Taking a large pumpkin and a permanent marker, write “Thankful for…” around the stem.
Every day, family members take turns adding what they are most grateful for. Read it aloud around the table when it’s completely covered in gratitude!
What About the Candy?!
No one said you can’t get your sugar rush.
But instead of freely passing it out and overloading your kids’ systems, you might be the type of parent who monitors candy intake and prefers rewarding your children with a piece for good behavior.
A candy scavenger hunt in your own home is a fun way to get everyone involved. That way, you still partake in the whole candy aspect of Halloween without the obsessive greediness and gluttony and sugar crashes.
If you combine it with a craft night, you could build your own paper mache pinata (colorful tissue paper found here) and take turns busting it up out back. Just don’t forget to actually stuff it with candy first.
Or, why not make your own candy? Buy some silicone candy molds (these ones are leaf-shaped), your favorite ingredients, and throw on an apron.
Parents can enjoy this alternative Halloween activity as an in-home date night. But it’s also a great way to incorporate hands-on learning for your kids in the kitchen.
The homemade candy possibilities are endless. From truffles, chocolate bark, and peanut butter cups to maple fudge, taffy, Jell-O gummy bears, and caramels, you and your kids or friends will enjoy the experience. Even better, you will know what ingredients you added and can make them as "healthy" as you wish.
Along the same lines, if candy doesn’t really curb your sweet tooth, pastries and baked goods will. Tis the season for apple cider donuts, pumpkin rolls, snickerdoodle cookies, and pies galore.
Your kids would love to help you roll dough, add ingredients, and taste test.
Make it a social service activity by boxing up your baked goods and delivering them to your neighbors, employees, or your kids’ teachers.
Final Thoughts on Alternative Halloween Ideas
...And that's how to have a wholesome load of fun this harvest season!
Like I said before, to each their own. I'm not here to tell you what not to do.
I just like sharing what I love most about fall in case anyone is looking for alternative Halloween ideas this year, for one reason or another.
However you celebrate, I hope you and yours enjoy all this season has to offer to its fullest! Seek blessings and beauty in all you do together.
Now I'll leave you with a few of my favorite scriptures about harvest:
Acts 14:17 - "Yet he did not leave himself without witness, for he did good by giving you rains from heaven and fruitful seasons, satisfying your hearts with food and gladness.”
2 Corinthians 9:10 - "He who supplies seed to the sower and bread for food will supply and multiply your seed for sowing and increase the harvest of your righteousness."

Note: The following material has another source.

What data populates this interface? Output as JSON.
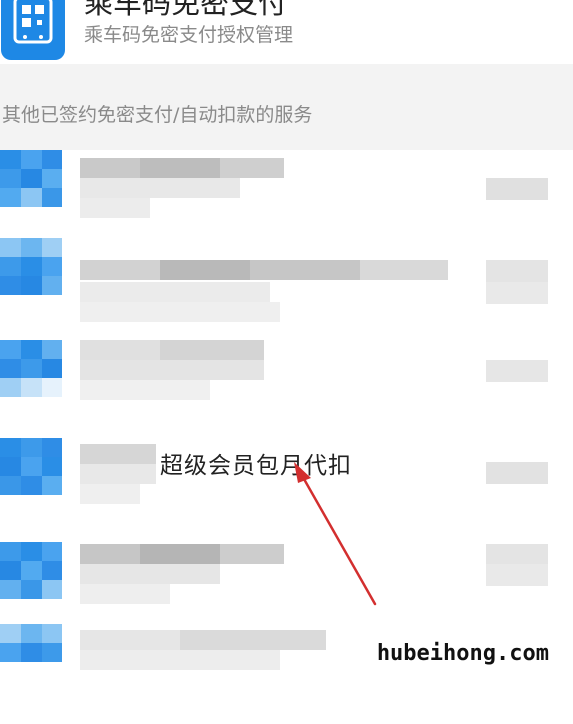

Ecclesiastes 3:1-2 - "For everything there is a season, and a time for every matter under heaven: a time to be born, and a time to die; a time to plant, and a time to pluck up what is planted;"
Galatians 6:9 - "And let us not grow weary of doing good, for in due season we will reap, if we do not give up."
Psalm 85:12 - "Yes, the Lord will give what is good, and our land will yield its increase."